An "enormous breakthrough" in the search for the Higgs boson 'God' particle, scientists have said.
Published in the journal Nature Physics, researchers said they have further evidence to confirm the particle discovered by Cern in 2012 is the elusive Higgs boson.
The international team of scientists led by MIT found that the bosons decay in the same way as predicted by the Standard Model of particle physics – the study showed that bosons decay to fermions, a group of particles including all leptons and quarks.
Scientists announced they had discovered what they thought was the Higgs boson particle in 2012 following experiments at Cern, the European Organisation for Nuclear Research.
The researchers said they had observed a new particle, with preliminary findings showing the properties were consistent with those predicted for the Higgs boson. However, researchers said much more work was needed to confirm the discovery, including whether there was just one single Higgs or many different Higgs particles.

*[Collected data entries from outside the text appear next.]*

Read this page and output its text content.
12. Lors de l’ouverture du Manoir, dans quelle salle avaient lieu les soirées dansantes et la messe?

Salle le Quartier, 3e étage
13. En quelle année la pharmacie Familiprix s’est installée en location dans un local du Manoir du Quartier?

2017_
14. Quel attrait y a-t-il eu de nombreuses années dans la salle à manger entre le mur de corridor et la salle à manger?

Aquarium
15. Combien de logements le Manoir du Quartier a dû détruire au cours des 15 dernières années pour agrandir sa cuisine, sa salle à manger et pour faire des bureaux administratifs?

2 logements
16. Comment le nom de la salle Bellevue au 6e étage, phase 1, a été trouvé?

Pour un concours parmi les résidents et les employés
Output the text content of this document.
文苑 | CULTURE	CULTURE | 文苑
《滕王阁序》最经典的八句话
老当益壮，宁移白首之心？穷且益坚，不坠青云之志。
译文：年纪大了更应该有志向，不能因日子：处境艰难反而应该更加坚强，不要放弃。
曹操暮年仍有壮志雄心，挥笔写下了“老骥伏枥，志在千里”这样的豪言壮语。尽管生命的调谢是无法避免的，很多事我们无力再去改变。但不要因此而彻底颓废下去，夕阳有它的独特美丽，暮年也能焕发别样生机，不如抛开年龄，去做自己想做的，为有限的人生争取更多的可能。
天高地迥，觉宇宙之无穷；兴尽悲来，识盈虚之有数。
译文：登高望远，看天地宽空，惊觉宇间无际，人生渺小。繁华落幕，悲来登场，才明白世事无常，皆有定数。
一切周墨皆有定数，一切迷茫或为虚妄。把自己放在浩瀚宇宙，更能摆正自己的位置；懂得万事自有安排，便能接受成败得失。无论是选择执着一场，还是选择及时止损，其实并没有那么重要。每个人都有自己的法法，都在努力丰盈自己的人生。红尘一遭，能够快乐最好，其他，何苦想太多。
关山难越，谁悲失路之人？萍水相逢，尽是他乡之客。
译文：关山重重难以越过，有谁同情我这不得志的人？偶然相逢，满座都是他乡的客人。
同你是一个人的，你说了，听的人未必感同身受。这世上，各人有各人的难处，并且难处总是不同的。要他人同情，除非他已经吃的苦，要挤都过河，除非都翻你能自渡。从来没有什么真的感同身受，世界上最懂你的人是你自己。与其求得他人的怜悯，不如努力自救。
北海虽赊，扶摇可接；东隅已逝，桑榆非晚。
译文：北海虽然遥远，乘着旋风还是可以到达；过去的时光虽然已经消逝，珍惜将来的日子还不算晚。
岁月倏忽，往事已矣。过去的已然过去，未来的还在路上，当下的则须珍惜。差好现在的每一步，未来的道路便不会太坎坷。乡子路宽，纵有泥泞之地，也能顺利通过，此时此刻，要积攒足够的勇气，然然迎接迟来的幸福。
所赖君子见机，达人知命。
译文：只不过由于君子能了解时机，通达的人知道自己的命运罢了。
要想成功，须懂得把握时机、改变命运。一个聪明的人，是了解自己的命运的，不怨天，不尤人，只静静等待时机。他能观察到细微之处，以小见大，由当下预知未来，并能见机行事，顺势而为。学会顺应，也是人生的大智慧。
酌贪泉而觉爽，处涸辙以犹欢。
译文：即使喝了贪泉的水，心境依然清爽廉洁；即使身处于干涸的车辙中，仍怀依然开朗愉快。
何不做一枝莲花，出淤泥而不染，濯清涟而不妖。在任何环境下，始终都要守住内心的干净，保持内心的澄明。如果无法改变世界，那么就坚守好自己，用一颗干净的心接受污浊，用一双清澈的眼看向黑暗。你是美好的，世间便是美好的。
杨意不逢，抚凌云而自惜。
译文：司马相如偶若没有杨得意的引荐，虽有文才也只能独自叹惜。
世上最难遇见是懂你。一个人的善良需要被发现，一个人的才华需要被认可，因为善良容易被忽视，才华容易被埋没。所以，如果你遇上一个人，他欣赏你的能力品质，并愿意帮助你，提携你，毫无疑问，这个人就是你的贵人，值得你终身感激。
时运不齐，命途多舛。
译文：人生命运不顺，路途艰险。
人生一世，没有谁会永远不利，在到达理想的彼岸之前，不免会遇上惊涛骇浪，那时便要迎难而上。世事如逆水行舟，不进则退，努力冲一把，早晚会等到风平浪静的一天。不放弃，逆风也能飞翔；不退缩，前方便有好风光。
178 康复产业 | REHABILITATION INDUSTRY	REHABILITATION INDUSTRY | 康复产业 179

Study leader Markus Klute said: "What we are trying to do is establish whether this particle is really consistent with the Higgs boson, the particle we predict in our Standard Model, and not one of many Higgs bosons, or an imposter that looks like it but has a different origin."
Like the Higgs boson predicted in the Standard Model, the particles discovered have no spin and decay rapidly by splitting into pairs of photons. However, it was not clear if they could decay to fermion pairs – as predicted.
To work this out, the team fired protons at each other and used specialised detectors to find out which particles were produced. They were looking for tau leptons – particles that are about 3,500 times heavier than electrons – making decay easier to spot.
Findings showed decay to tau leptons, with authors saying there was just a one in 10,00 chance that the signal they saw would have appeared without Higgs particles.
"This is an enormous breakthrough," Klute said. "Now we know that particles like electrons get their mass by coupling to the Higgs field, which is really exciting."
"We have now established the main characteristics of this new particle, in its coupling to fermions and to bosons, and its spin-parity structure; all of these things are consistent with the Standard Model."
The team now plans to confirm their findings with greater confidence. "Within the current level of precision there is still room for other models with particles that look like the Standard Model Higgs, so we need to accumulate more data to figure out if there is a deviation. Although if we do find a deviation from the Standard Model, it is likely to be a very closely related one," Klute added.